The United States Citizenship and Immigration Services (USCIS) announced today that petitions for H-1B visas for 2008 exceeded the cap limitation on the very first day that submissions were being accepted, April 2, 2008.
See a related H-1B blog post written earlier today and the news story, Senate H-1B bill seeks to give U.S. workers a better shot at tech job openings.
The USCIS said it will use a system of random selection and will reject all filings not randomly selected.
Here's what the press release said in part: [Thanks to Greg Siskind, a partner at Siskind Susser Bland for letting me excerpt from his blog, The Visalaw Blog.]
* USCIS has determined that as of April 2, 2007, it had received enough H-1B petitions to reach the FY 2008 H-1B cap and has set the “final receipt date” as April 2, 2007.
* In keeping with its regulations, USCIS will subject H-1B petitions received on the “final receipt date” and the following day to a computer-generated random selection process.
* USCIS will reject all cap-subject H-1B petitions for FY 2008 received on or after Wednesday, April 4, 2007.
* USCIS will reject and return along with the filing fee(s) all cap-subject H-1B petitions that are not randomly selected.
"As of late Monday afternoon (April 2), USCIS had received approximately 150,000 cap-subject H-1B petitions. USCIS must perform initial data entry for all filings received on April 2 and April 3 prior to conducting the random selection process. In light of the high volume of filings, USCIS will not be able to conduct the random selection for several weeks."
I spoke with Siskind, who had some interesting comments to add to the H-1B story.
Siskind, a partner in a firm with an immigration law practice, believes that the news today clearly shows that the demand is "way out of sync with the quota." He also points out that the quota was set back in 1990 "which means Congress was debating it in the '80s," Siskind said.

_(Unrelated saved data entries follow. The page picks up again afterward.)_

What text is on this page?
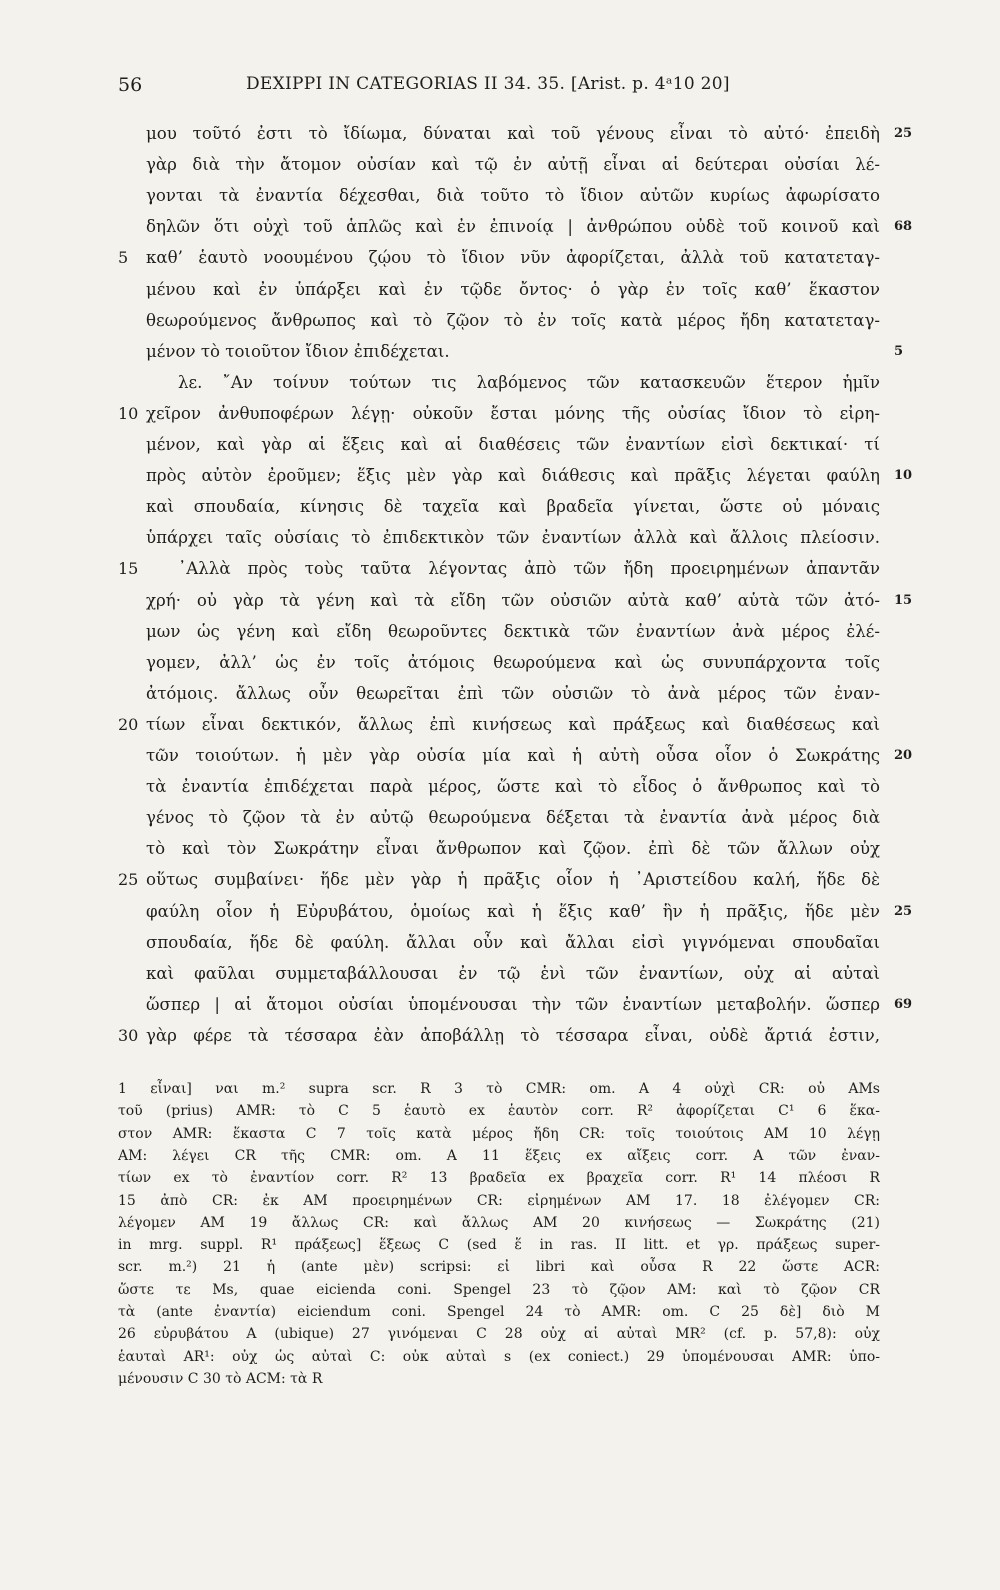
56	DEXIPPI IN CATEGORIAS II 34. 35. [Arist. p. 4ᵃ10 20]
μου τοῦτό ἐστι τὸ ἴδίωμα, δύναται καὶ τοῦ γένους εἶναι τὸ αὐτό· ἐπειδὴ 25
γὰρ διὰ τὴν ἄτομον οὐσίαν καὶ τῷ ἐν αὐτῇ εἶναι αἱ δεύτεραι οὐσίαι λέ-
γονται τὰ ἐναντία δέχεσθαι, διὰ τοῦτο τὸ ἴδιον αὐτῶν κυρίως ἀφωρίσατο
δηλῶν ὅτι οὐχὶ τοῦ ἁπλῶς καὶ ἐν ἐπινοίᾳ | ἀνθρώπου οὐδὲ τοῦ κοινοῦ καὶ 68
5 καθ’ ἑαυτὸ νοουμένου ζῴου τὸ ἴδιον νῦν ἀφορίζεται, ἀλλὰ τοῦ κατατεταγ-
μένου καὶ ἐν ὑπάρξει καὶ ἐν τῷδε ὄντος· ὁ γὰρ ἐν τοῖς καθ’ ἕκαστον
θεωρούμενος ἄνθρωπος καὶ τὸ ζῷον τὸ ἐν τοῖς κατὰ μέρος ἤδη κατατεταγ-
μένον τὸ τοιοῦτον ἴδιον ἐπιδέχεται.	5
λε. ῎Αν τοίνυν τούτων τις λαβόμενος τῶν κατασκευῶν ἕτερον ἡμῖν
10 χεῖρον ἀνθυποφέρων λέγῃ· οὐκοῦν ἔσται μόνης τῆς οὐσίας ἴδιον τὸ εἰρη-
μένον, καὶ γὰρ αἱ ἕξεις καὶ αἱ διαθέσεις τῶν ἐναντίων εἰσὶ δεκτικαί· τί
πρὸς αὐτὸν ἐροῦμεν; ἕξις μὲν γὰρ καὶ διάθεσις καὶ πρᾶξις λέγεται φαύλη 10
καὶ σπουδαία, κίνησις δὲ ταχεῖα καὶ βραδεῖα γίνεται, ὥστε οὐ μόναις
ὑπάρχει ταῖς οὐσίαις τὸ ἐπιδεκτικὸν τῶν ἐναντίων ἀλλὰ καὶ ἄλλοις πλείοσιν.
15 ᾿Αλλὰ πρὸς τοὺς ταῦτα λέγοντας ἀπὸ τῶν ἤδη προειρημένων ἀπαντᾶν
χρή· οὐ γὰρ τὰ γένη καὶ τὰ εἴδη τῶν οὐσιῶν αὐτὰ καθ’ αὑτὰ τῶν ἀτό- 15
μων ὡς γένη καὶ εἴδη θεωροῦντες δεκτικὰ τῶν ἐναντίων ἀνὰ μέρος ἐλέ-
γομεν, ἀλλ’ ὡς ἐν τοῖς ἀτόμοις θεωρούμενα καὶ ὡς συνυπάρχοντα τοῖς
ἀτόμοις. ἄλλως οὖν θεωρεῖται ἐπὶ τῶν οὐσιῶν τὸ ἀνὰ μέρος τῶν ἐναν-
20 τίων εἶναι δεκτικόν, ἄλλως ἐπὶ κινήσεως καὶ πράξεως καὶ διαθέσεως καὶ
τῶν τοιούτων. ἡ μὲν γὰρ οὐσία μία καὶ ἡ αὐτὴ οὖσα οἷον ὁ Σωκράτης 20
τὰ ἐναντία ἐπιδέχεται παρὰ μέρος, ὥστε καὶ τὸ εἶδος ὁ ἄνθρωπος καὶ τὸ
γένος τὸ ζῷον τὰ ἐν αὐτῷ θεωρούμενα δέξεται τὰ ἐναντία ἀνὰ μέρος διὰ
τὸ καὶ τὸν Σωκράτην εἶναι ἄνθρωπον καὶ ζῷον. ἐπὶ δὲ τῶν ἄλλων οὐχ
25 οὕτως συμβαίνει· ἥδε μὲν γὰρ ἡ πρᾶξις οἷον ἡ ᾿Αριστείδου καλή, ἥδε δὲ
φαύλη οἷον ἡ Εὐρυβάτου, ὁμοίως καὶ ἡ ἕξις καθ’ ἣν ἡ πρᾶξις, ἥδε μὲν 25
σπουδαία, ἥδε δὲ φαύλη. ἄλλαι οὖν καὶ ἄλλαι εἰσὶ γιγνόμεναι σπουδαῖαι
καὶ φαῦλαι συμμεταβάλλουσαι ἐν τῷ ἑνὶ τῶν ἐναντίων, οὐχ αἱ αὐταὶ
ὥσπερ | αἱ ἄτομοι οὐσίαι ὑπομένουσαι τὴν τῶν ἐναντίων μεταβολήν. ὥσπερ 69
30 γὰρ φέρε τὰ τέσσαρα ἐὰν ἀποβάλλῃ τὸ τέσσαρα εἶναι, οὐδὲ ἄρτιά ἐστιν,
1 εἶναι] ναι m.² supra scr. R 3 τὸ CMR: om. A 4 οὐχὶ CR: οὐ AMs
τοῦ (prius) AMR: τὸ C 5 ἑαυτὸ ex ἑαυτὸν corr. R² ἀφορίζεται C¹ 6 ἕκα-
στον AMR: ἕκαστα C 7 τοῖς κατὰ μέρος ἤδη CR: τοῖς τοιούτοις AM 10 λέγῃ
AM: λέγει CR τῆς CMR: om. A 11 ἕξεις ex αἴξεις corr. A τῶν ἐναν-
τίων ex τὸ ἐναντίον corr. R² 13 βραδεῖα ex βραχεῖα corr. R¹ 14 πλέοσι R
15 ἀπὸ CR: ἐκ AM προειρημένων CR: εἰρημένων AM 17. 18 ἐλέγομεν CR:
λέγομεν AM 19 ἄλλως CR: καὶ ἄλλως AM 20 κινήσεως — Σωκράτης (21)
in mrg. suppl. R¹ πράξεως] ἕξεως C (sed ἕ in ras. II litt. et γρ. πράξεως super-
scr. m.²) 21 ἡ (ante μὲν) scripsi: εἰ libri καὶ οὖσα R 22 ὥστε ACR:
ὥστε τε Ms, quae eicienda coni. Spengel 23 τὸ ζῷον AM: καὶ τὸ ζῷον CR
τὰ (ante ἐναντία) eiciendum coni. Spengel 24 τὸ AMR: om. C 25 δὲ] διὸ M
26 εὐρυβάτου A (ubique) 27 γινόμεναι C 28 οὐχ αἱ αὐταὶ MR² (cf. p. 57,8): οὐχ
ἑαυταὶ AR¹: οὐχ ὡς αὐταὶ C: οὐκ αὐταὶ s (ex coniect.) 29 ὑπομένουσαι AMR: ὑπο-
μένουσιν C 30 τὸ ACM: τὰ R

Siskind also says that nobody now remembers why the number was set at 65,000, but a Congressman who was part of the process told Siskind that its intention was not to limit immigration but to encourage permanent residency.
From Siskind's point of view, the entire H-1B visa system "is a disaster."
A lot of people will agree with that much, but they will have far different reasons than Siskind for saying so.